In their letter to the Department of Education, Painter and Hsu claim “CLA has allowed departments to post antisemitic faculty statements condemning Israel, and justifying the terrorist attacks by Hamas.”

As of Tuesday, there’s no word on whether the Department of Education has opened an investigation into the allegations of antisemitism. However, the department does say there’s been an increase in reports of antisemitism, Islamophobic and anti-Muslim incidents since the war between Israel and Hamas began on Oct. 7.

Three college presidents have faced calls to resign after testifying about antisemitism at a congressional hearing.

University of Minnesota Interim President Jeff Ettinger has promised listening sessions with staff, students and alumni. Painter says the immediate solution is instead to take down the websites and for university employees to keep their personal views on personal feeds.

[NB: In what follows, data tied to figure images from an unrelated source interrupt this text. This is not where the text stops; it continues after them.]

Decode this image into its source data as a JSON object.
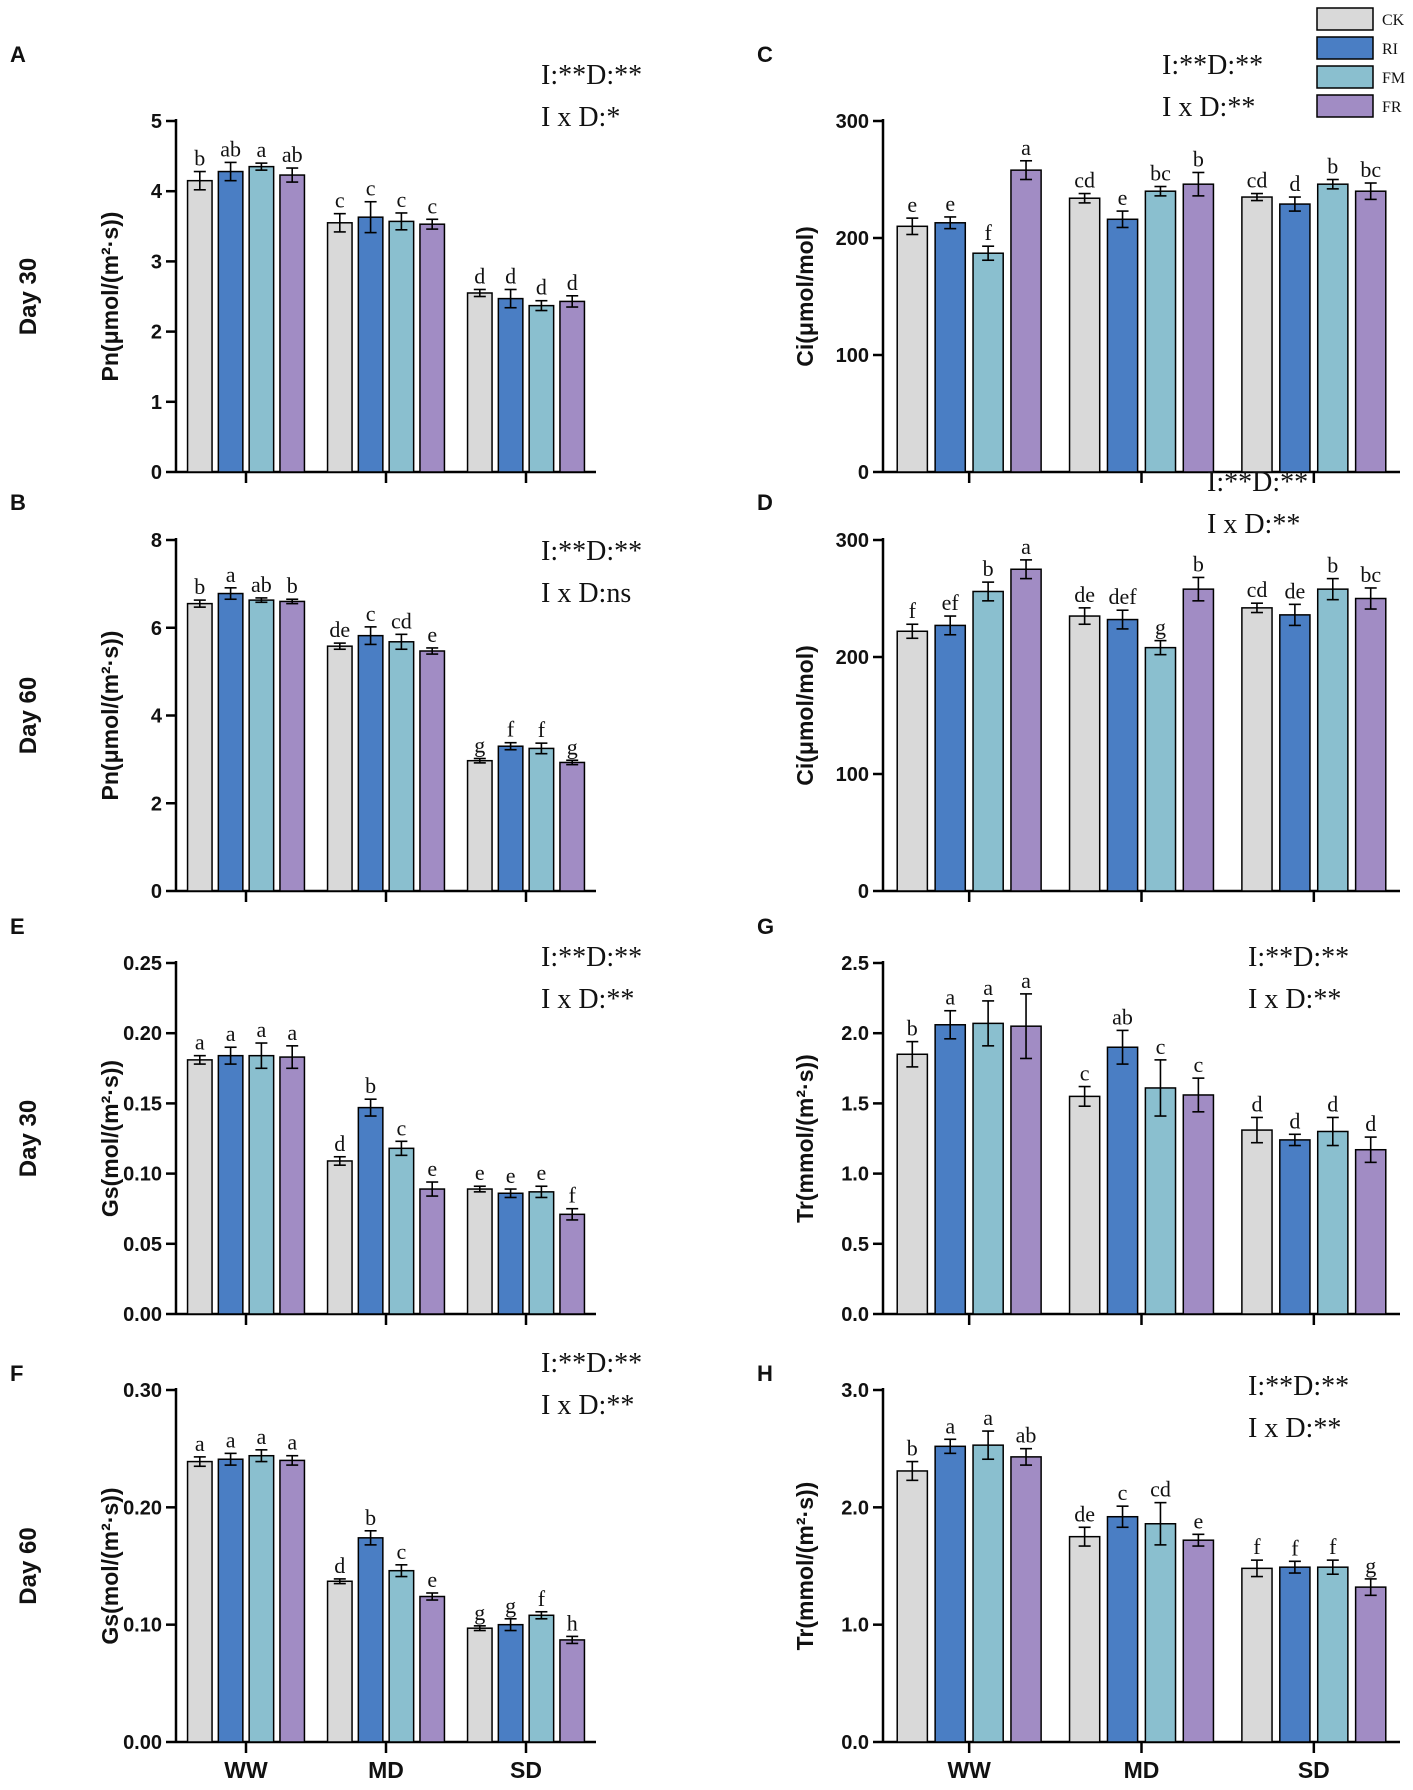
{
  "legend": {
    "entries": [
      {
        "name": "CK",
        "color": "#D9D9D9"
      },
      {
        "name": "RI",
        "color": "#4A7EC4"
      },
      {
        "name": "FM",
        "color": "#8ABFCF"
      },
      {
        "name": "FR",
        "color": "#A18CC4"
      }
    ]
  },
  "x_categories": [
    "WW",
    "MD",
    "SD"
  ],
  "row_labels": [
    "Day 30",
    "Day 60"
  ],
  "chart_data": [
    {
      "type": "bar",
      "panel": "A",
      "row_label": "Day 30",
      "ylabel": "Pn(μmol/(m²·s))",
      "ylim": [
        0,
        5
      ],
      "yticks": [
        "0",
        "1",
        "2",
        "3",
        "4",
        "5"
      ],
      "categories": [
        "WW",
        "MD",
        "SD"
      ],
      "show_xlabels": false,
      "annotation": [
        "I:**D:**",
        "I x D:*"
      ],
      "series": [
        {
          "name": "CK",
          "values": [
            4.15,
            3.55,
            2.55
          ],
          "errors": [
            0.13,
            0.13,
            0.05
          ],
          "letters": [
            "b",
            "c",
            "d"
          ]
        },
        {
          "name": "RI",
          "values": [
            4.28,
            3.63,
            2.47
          ],
          "errors": [
            0.13,
            0.22,
            0.13
          ],
          "letters": [
            "ab",
            "c",
            "d"
          ]
        },
        {
          "name": "FM",
          "values": [
            4.35,
            3.57,
            2.37
          ],
          "errors": [
            0.05,
            0.12,
            0.07
          ],
          "letters": [
            "a",
            "c",
            "d"
          ]
        },
        {
          "name": "FR",
          "values": [
            4.23,
            3.53,
            2.43
          ],
          "errors": [
            0.1,
            0.07,
            0.08
          ],
          "letters": [
            "ab",
            "c",
            "d"
          ]
        }
      ]
    },
    {
      "type": "bar",
      "panel": "C",
      "row_label": "",
      "ylabel": "Ci(μmol/mol)",
      "ylim": [
        0,
        300
      ],
      "yticks": [
        "0",
        "100",
        "200",
        "300"
      ],
      "categories": [
        "WW",
        "MD",
        "SD"
      ],
      "show_xlabels": false,
      "annotation": [
        "I:**D:**",
        "I x D:**"
      ],
      "series": [
        {
          "name": "CK",
          "values": [
            210,
            234,
            235
          ],
          "errors": [
            7,
            4,
            3
          ],
          "letters": [
            "e",
            "cd",
            "cd"
          ]
        },
        {
          "name": "RI",
          "values": [
            213,
            216,
            229
          ],
          "errors": [
            5,
            7,
            6
          ],
          "letters": [
            "e",
            "e",
            "d"
          ]
        },
        {
          "name": "FM",
          "values": [
            187,
            240,
            246
          ],
          "errors": [
            6,
            4,
            4
          ],
          "letters": [
            "f",
            "bc",
            "b"
          ]
        },
        {
          "name": "FR",
          "values": [
            258,
            246,
            240
          ],
          "errors": [
            8,
            10,
            7
          ],
          "letters": [
            "a",
            "b",
            "bc"
          ]
        }
      ]
    },
    {
      "type": "bar",
      "panel": "B",
      "row_label": "Day 60",
      "ylabel": "Pn(μmol/(m²·s))",
      "ylim": [
        0,
        8
      ],
      "yticks": [
        "0",
        "2",
        "4",
        "6",
        "8"
      ],
      "categories": [
        "WW",
        "MD",
        "SD"
      ],
      "show_xlabels": false,
      "annotation": [
        "I:**D:**",
        "I x D:ns"
      ],
      "series": [
        {
          "name": "CK",
          "values": [
            6.55,
            5.58,
            2.97
          ],
          "errors": [
            0.08,
            0.07,
            0.05
          ],
          "letters": [
            "b",
            "de",
            "g"
          ]
        },
        {
          "name": "RI",
          "values": [
            6.78,
            5.82,
            3.3
          ],
          "errors": [
            0.13,
            0.2,
            0.08
          ],
          "letters": [
            "a",
            "c",
            "f"
          ]
        },
        {
          "name": "FM",
          "values": [
            6.63,
            5.68,
            3.25
          ],
          "errors": [
            0.05,
            0.17,
            0.12
          ],
          "letters": [
            "ab",
            "cd",
            "f"
          ]
        },
        {
          "name": "FR",
          "values": [
            6.6,
            5.47,
            2.93
          ],
          "errors": [
            0.05,
            0.07,
            0.05
          ],
          "letters": [
            "b",
            "e",
            "g"
          ]
        }
      ]
    },
    {
      "type": "bar",
      "panel": "D",
      "row_label": "",
      "ylabel": "Ci(μmol/mol)",
      "ylim": [
        0,
        300
      ],
      "yticks": [
        "0",
        "100",
        "200",
        "300"
      ],
      "categories": [
        "WW",
        "MD",
        "SD"
      ],
      "show_xlabels": false,
      "annotation": [
        "I:**D:**",
        "I x D:**"
      ],
      "series": [
        {
          "name": "CK",
          "values": [
            222,
            235,
            242
          ],
          "errors": [
            6,
            7,
            4
          ],
          "letters": [
            "f",
            "de",
            "cd"
          ]
        },
        {
          "name": "RI",
          "values": [
            227,
            232,
            236
          ],
          "errors": [
            8,
            8,
            9
          ],
          "letters": [
            "ef",
            "def",
            "de"
          ]
        },
        {
          "name": "FM",
          "values": [
            256,
            208,
            258
          ],
          "errors": [
            8,
            6,
            9
          ],
          "letters": [
            "b",
            "g",
            "b"
          ]
        },
        {
          "name": "FR",
          "values": [
            275,
            258,
            250
          ],
          "errors": [
            8,
            10,
            9
          ],
          "letters": [
            "a",
            "b",
            "bc"
          ]
        }
      ]
    },
    {
      "type": "bar",
      "panel": "E",
      "row_label": "Day 30",
      "ylabel": "Gs(mol/(m²·s))",
      "ylim": [
        0,
        0.25
      ],
      "yticks": [
        "0.00",
        "0.05",
        "0.10",
        "0.15",
        "0.20",
        "0.25"
      ],
      "categories": [
        "WW",
        "MD",
        "SD"
      ],
      "show_xlabels": false,
      "annotation": [
        "I:**D:**",
        "I x D:**"
      ],
      "series": [
        {
          "name": "CK",
          "values": [
            0.181,
            0.109,
            0.089
          ],
          "errors": [
            0.003,
            0.003,
            0.002
          ],
          "letters": [
            "a",
            "d",
            "e"
          ]
        },
        {
          "name": "RI",
          "values": [
            0.184,
            0.147,
            0.086
          ],
          "errors": [
            0.006,
            0.006,
            0.003
          ],
          "letters": [
            "a",
            "b",
            "e"
          ]
        },
        {
          "name": "FM",
          "values": [
            0.184,
            0.118,
            0.087
          ],
          "errors": [
            0.009,
            0.005,
            0.004
          ],
          "letters": [
            "a",
            "c",
            "e"
          ]
        },
        {
          "name": "FR",
          "values": [
            0.183,
            0.089,
            0.071
          ],
          "errors": [
            0.008,
            0.005,
            0.004
          ],
          "letters": [
            "a",
            "e",
            "f"
          ]
        }
      ]
    },
    {
      "type": "bar",
      "panel": "G",
      "row_label": "",
      "ylabel": "Tr(mmol/(m²·s))",
      "ylim": [
        0,
        2.5
      ],
      "yticks": [
        "0.0",
        "0.5",
        "1.0",
        "1.5",
        "2.0",
        "2.5"
      ],
      "categories": [
        "WW",
        "MD",
        "SD"
      ],
      "show_xlabels": false,
      "annotation": [
        "I:**D:**",
        "I x D:**"
      ],
      "series": [
        {
          "name": "CK",
          "values": [
            1.85,
            1.55,
            1.31
          ],
          "errors": [
            0.09,
            0.07,
            0.09
          ],
          "letters": [
            "b",
            "c",
            "d"
          ]
        },
        {
          "name": "RI",
          "values": [
            2.06,
            1.9,
            1.24
          ],
          "errors": [
            0.1,
            0.12,
            0.04
          ],
          "letters": [
            "a",
            "ab",
            "d"
          ]
        },
        {
          "name": "FM",
          "values": [
            2.07,
            1.61,
            1.3
          ],
          "errors": [
            0.16,
            0.2,
            0.1
          ],
          "letters": [
            "a",
            "c",
            "d"
          ]
        },
        {
          "name": "FR",
          "values": [
            2.05,
            1.56,
            1.17
          ],
          "errors": [
            0.23,
            0.12,
            0.09
          ],
          "letters": [
            "a",
            "c",
            "d"
          ]
        }
      ]
    },
    {
      "type": "bar",
      "panel": "F",
      "row_label": "Day 60",
      "ylabel": "Gs(mol/(m²·s))",
      "ylim": [
        0,
        0.3
      ],
      "yticks": [
        "0.00",
        "0.10",
        "0.20",
        "0.30"
      ],
      "categories": [
        "WW",
        "MD",
        "SD"
      ],
      "show_xlabels": true,
      "annotation": [
        "I:**D:**",
        "I x D:**"
      ],
      "series": [
        {
          "name": "CK",
          "values": [
            0.239,
            0.137,
            0.097
          ],
          "errors": [
            0.004,
            0.002,
            0.002
          ],
          "letters": [
            "a",
            "d",
            "g"
          ]
        },
        {
          "name": "RI",
          "values": [
            0.241,
            0.174,
            0.1
          ],
          "errors": [
            0.005,
            0.006,
            0.005
          ],
          "letters": [
            "a",
            "b",
            "g"
          ]
        },
        {
          "name": "FM",
          "values": [
            0.244,
            0.146,
            0.108
          ],
          "errors": [
            0.005,
            0.005,
            0.003
          ],
          "letters": [
            "a",
            "c",
            "f"
          ]
        },
        {
          "name": "FR",
          "values": [
            0.24,
            0.124,
            0.087
          ],
          "errors": [
            0.004,
            0.003,
            0.003
          ],
          "letters": [
            "a",
            "e",
            "h"
          ]
        }
      ]
    },
    {
      "type": "bar",
      "panel": "H",
      "row_label": "",
      "ylabel": "Tr(mmol/(m²·s))",
      "ylim": [
        0,
        3.0
      ],
      "yticks": [
        "0.0",
        "1.0",
        "2.0",
        "3.0"
      ],
      "categories": [
        "WW",
        "MD",
        "SD"
      ],
      "show_xlabels": true,
      "annotation": [
        "I:**D:**",
        "I x D:**"
      ],
      "series": [
        {
          "name": "CK",
          "values": [
            2.31,
            1.75,
            1.48
          ],
          "errors": [
            0.08,
            0.08,
            0.07
          ],
          "letters": [
            "b",
            "de",
            "f"
          ]
        },
        {
          "name": "RI",
          "values": [
            2.52,
            1.92,
            1.49
          ],
          "errors": [
            0.06,
            0.09,
            0.05
          ],
          "letters": [
            "a",
            "c",
            "f"
          ]
        },
        {
          "name": "FM",
          "values": [
            2.53,
            1.86,
            1.49
          ],
          "errors": [
            0.12,
            0.18,
            0.06
          ],
          "letters": [
            "a",
            "cd",
            "f"
          ]
        },
        {
          "name": "FR",
          "values": [
            2.43,
            1.72,
            1.32
          ],
          "errors": [
            0.07,
            0.05,
            0.07
          ],
          "letters": [
            "ab",
            "e",
            "g"
          ]
        }
      ]
    }
  ]
}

University spokesperson Jake Ricker said in an email the U is “aware of the letter shared with the Department of Education. The letter’s broad characterizations of the University are inaccurate and are fundamentally contrary to our mission and values. We look forward to hearing from the Office of Civil Rights, and to responding appropriately.”

Ricker added that “acts of harassment, intimidation or bias are entirely unacceptable and will not be tolerated. We have and will respond promptly and fully to any reports of this behavior on campus. In addition, the University is providing resources to anyone in our community who needs support right now.”

In an email to MPR News, the associate professor and chair of the Department of Gender Women and Sexuality Studies Aren Aizura declined to comment.

To the university’s criticism of inaccurate characterizations, Painter encouraged individuals to read the statement in question themselves and make up their own minds.

Painter believes Ettinger has made headway in other problems at the U of M, like campus safety.

“I have a lot of confidence in the president that he's listening,” he said. “I think the university will do the right thing.”